# New .270



## Brandon_SPC (Nov 2, 2013)

Well ever since my buddy got this Remington 700 it has been sitting at my house and the only person that has shot it has been me. So about less than 20 rounds. So the other day he asked me if I wanted to buy it for $250. Well I couldn't pass on it. It came with a Nikon Prostaff 3-9X40 to. I am just waiting for some DNZ game reaper mounts and hopefully next year I can get one. I do feel like I am betraying my trusty 30-06. Also decided to paint the stock. Not into the all black.


----------



## SouthAlabamaSlayer (Oct 13, 2011)

That's what I have but in 30-06. Great gun and scope, and about a $600 setup.

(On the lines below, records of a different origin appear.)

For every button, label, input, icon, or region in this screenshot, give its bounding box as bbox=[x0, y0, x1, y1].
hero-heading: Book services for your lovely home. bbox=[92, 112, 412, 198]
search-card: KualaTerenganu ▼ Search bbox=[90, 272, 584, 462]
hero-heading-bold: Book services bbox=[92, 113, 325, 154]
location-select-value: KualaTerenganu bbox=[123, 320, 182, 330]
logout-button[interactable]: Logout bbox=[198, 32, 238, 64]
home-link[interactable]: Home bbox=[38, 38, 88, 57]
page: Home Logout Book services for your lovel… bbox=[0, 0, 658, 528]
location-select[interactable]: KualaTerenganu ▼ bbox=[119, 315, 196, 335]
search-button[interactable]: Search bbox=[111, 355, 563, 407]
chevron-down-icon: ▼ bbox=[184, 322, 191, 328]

Sent from my iPhone using Tapatalk


----------



## Fielro (Jun 4, 2012)

Man, I was hoping it was for sale at that price. You got a super deal and a great gun....


----------



## Burnt Drag (Jun 3, 2008)

Brandon, I've got a buddy that has one of those in LH. He handloads 100 grain hollow points that exit around 3300 fps and in 20 years of killing 3-5 deer a year, he's lost one. He blamed that on not being set up correctly. His fartherest shot was 380 yards and the buck crumbled. If you'd like, I'll get the whole workup on his magic load.


----------